Estamos actualmente a lidar com um novo normal, em que as medidas de higiene, a distância social, os testes regulares e outras soluções ainda por definir irão desenhar o nosso futuro próximo.

Pessoalmente, a pandemia deixou-me os nervos em franja. Enquanto profissional de Recursos Humanos, mais do que triplicou os meus cabelos brancos num curto espaço de tempo. Mas, como tudo tem um lado positivo, tornou mais visíveis as mudanças em curso no mundo do trabalho, acelerando-as a um maior ritmo, aguçando-me assim a curiosidade e a vontade de lá chegarmos o melhor preparados possível.

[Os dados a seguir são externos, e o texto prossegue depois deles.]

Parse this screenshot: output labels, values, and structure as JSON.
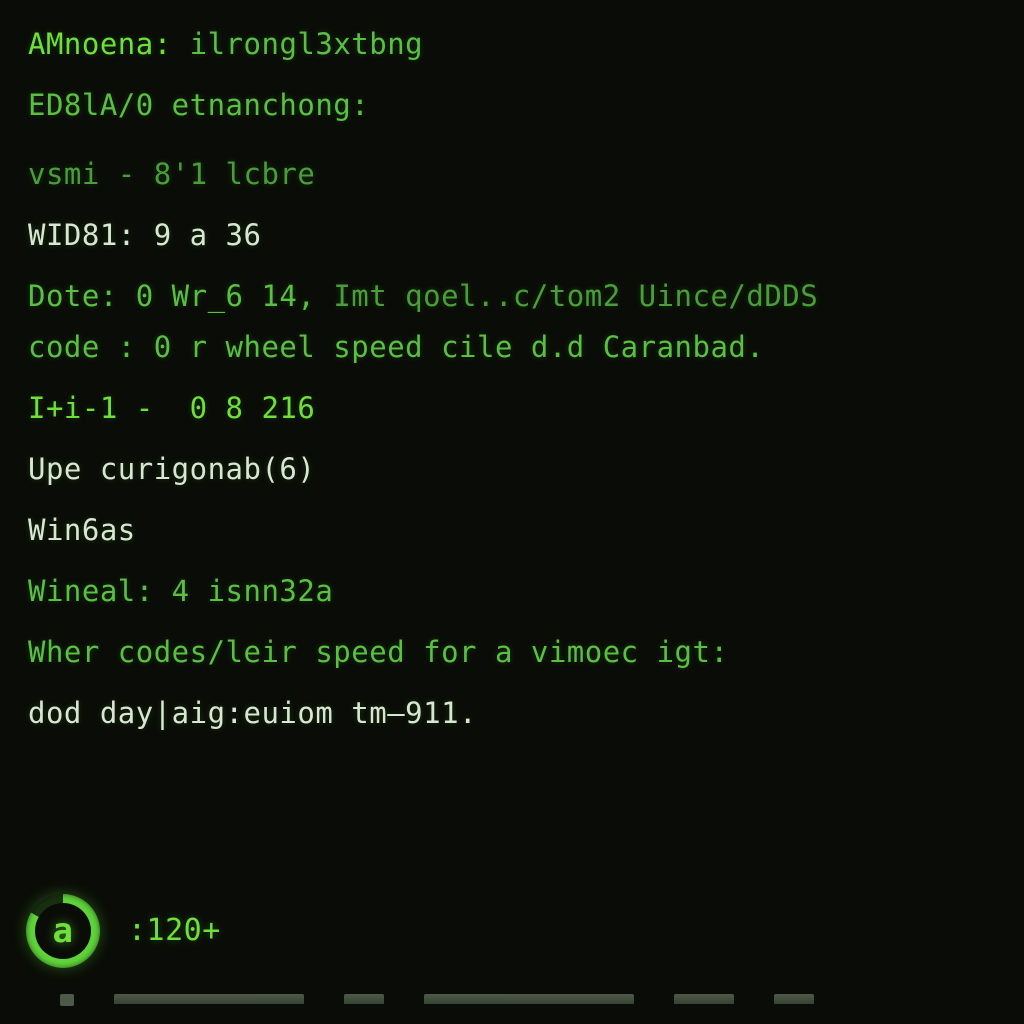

Já todos sabemos que o trabalho remoto veio para ficar, por várias razões, sendo o equilíbrio entre a vida pessoal e profissional apontado como o maior benefício, sobretudo pelas gerações mais novas.

Este trabalho remoto não poderá ser uma realidade em todos os negócios, e nem sempre será aplicável a tempo inteiro, pelo que os designados regimes mistos (entre trabalho remoto e trabalho presencial) também serão tendência num futuro próximo.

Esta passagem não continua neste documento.